With just over 90 per cent of Sunday's votes counted, Mr Tudjman had won over 61 per cent with Social Democrat Zdravko Tomac on 21 per cent and Vlado Gotovac of the Social Liberal Party on just under 18 per cent.
The Organisation for Security and Cooperation in Europe (OSCE), which monitored the election, said it was free but not fair because of Mr Tudjman's domination of state television.
US Senator Paul Simon, who headed the OSCE mission, said Mr Tudjman would probably have won anyway but added: "While candidates were able to speak freely, the process leading up to the election was fundamentally flawed."
He said the election "did not meet the minimum standard for democracies."
Mr Tudjman's position is now stronger than ever, with his conservative nationalist HDZ party also entrenched in parliament and local government.
Officials said the turnout on Sunday was 57 per cent, one of the lowest since Croatia held its first democratic vote in 1990 while still part of Yugoslavia.

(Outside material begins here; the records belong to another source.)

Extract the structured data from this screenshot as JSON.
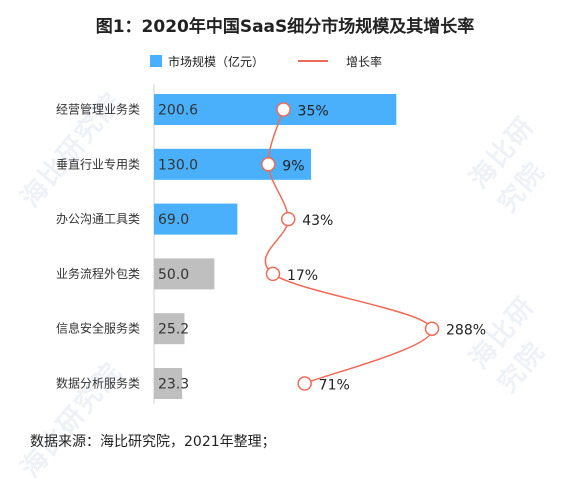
{
  "chart_data": {
    "type": "bar",
    "title": "图1：2020年中国SaaS细分市场规模及其增长率",
    "categories": [
      "经营管理业务类",
      "垂直行业专用类",
      "办公沟通工具类",
      "业务流程外包类",
      "信息安全服务类",
      "数据分析服务类"
    ],
    "series": [
      {
        "name": "市场规模（亿元）",
        "type": "bar",
        "values": [
          200.6,
          130.0,
          69.0,
          50.0,
          25.2,
          23.3
        ],
        "value_labels": [
          "200.6",
          "130.0",
          "69.0",
          "50.0",
          "25.2",
          "23.3"
        ]
      },
      {
        "name": "增长率",
        "type": "line",
        "values": [
          35,
          9,
          43,
          17,
          288,
          71
        ],
        "value_labels": [
          "35%",
          "9%",
          "43%",
          "17%",
          "288%",
          "71%"
        ]
      }
    ],
    "bar_colors": [
      "#4ab0fb",
      "#4ab0fb",
      "#4ab0fb",
      "#bfbfbf",
      "#bfbfbf",
      "#bfbfbf"
    ],
    "line_color": "#ee6b5a",
    "orientation": "horizontal",
    "legend_position": "top",
    "grid": false
  },
  "source_text": "数据来源：海比研究院，2021年整理；",
  "watermark_text": "海比研究院"
}
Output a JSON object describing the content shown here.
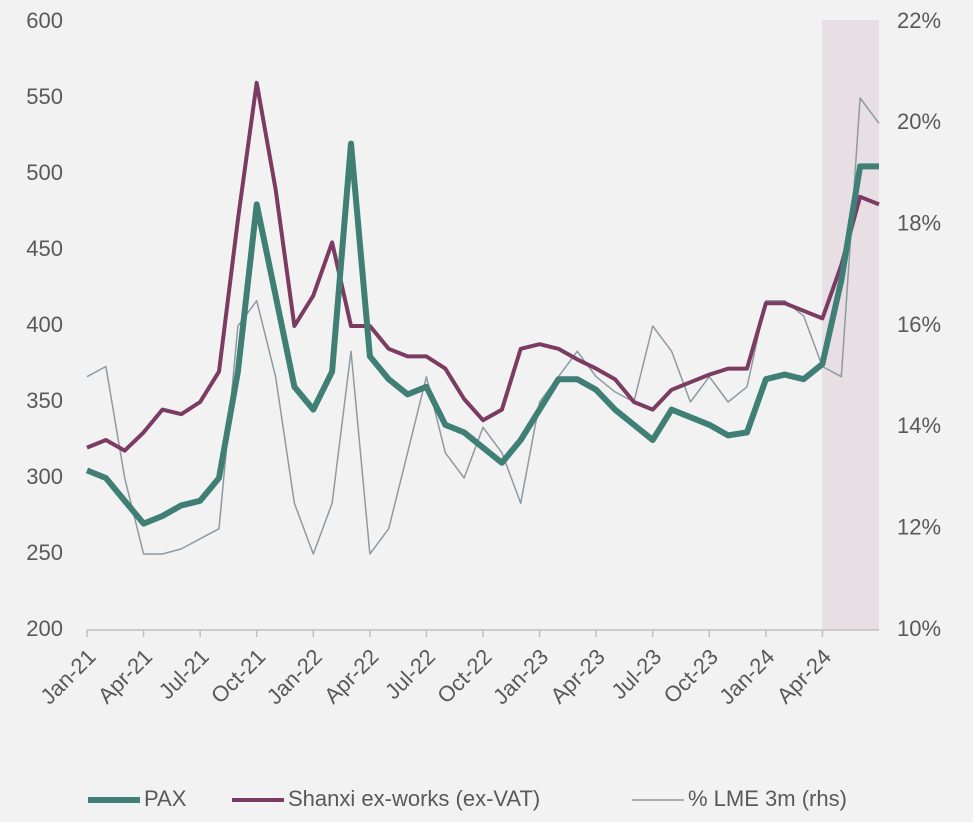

Celebrating at a banquet as the results came in, Mr Tudjman said: "I promise the continuity of the policy with which we established freedom and independence in Croatia, a stable economy and currency ... now we shall dedicate ourselves with all our forces to raising the standards of living for the entire population."
Mr Tudjman presided over a post-communist economic reform programme launched in 1993 which slashed inflation and stabilised the currency, boosting foreign investor interest and domestic growth in Croatia. But most Croatians are struggling to make ends meet after a war which destroyed infrastructure and shut factories.
The strong exchange rate hurts exports, and tourism, a big earner before the war, is only just beginning to pick up again.
Zarko Miljenovic, chief economist at Zagrebacka Banka, said he did not expect Mr Tudjman to be able to do much after already using a large part of the budget to compensate war victims. "Whatever was possible has already been done, and more." he said. "Unless there is a radical change in fiscal policy and more money is switched from military spending to social needs, I can't see a big improvement."
Mr Tudjman's popularity seems to have held, despite poverty and doubts about his health after reports from US administration officials that he has stomach cancer. After leading Croatia to independence from former Yugoslavia in 1991 and steering it through the 1991-1995 war against the Serbs, he is praised as a strong leader and idolised by many as "the Father of the Nation".
Mr Tudjman's first priority will be to manage the reintegration of the last Serb enclave in Croatia, Eastern Slavonia, which is currently run by the United Nations.
The region is due to revert to Zagreb's rule in July, which will involve the resettlement of thousands of people, among them Serbs who once revolted over Croatia's departure from Yugoslavia and fear for their future, despite Western pressure on Zagreb to treat them properly. "Tudjman's highest priority now will definitely be the reintegration of Eastern Slavonia," a diplomat said.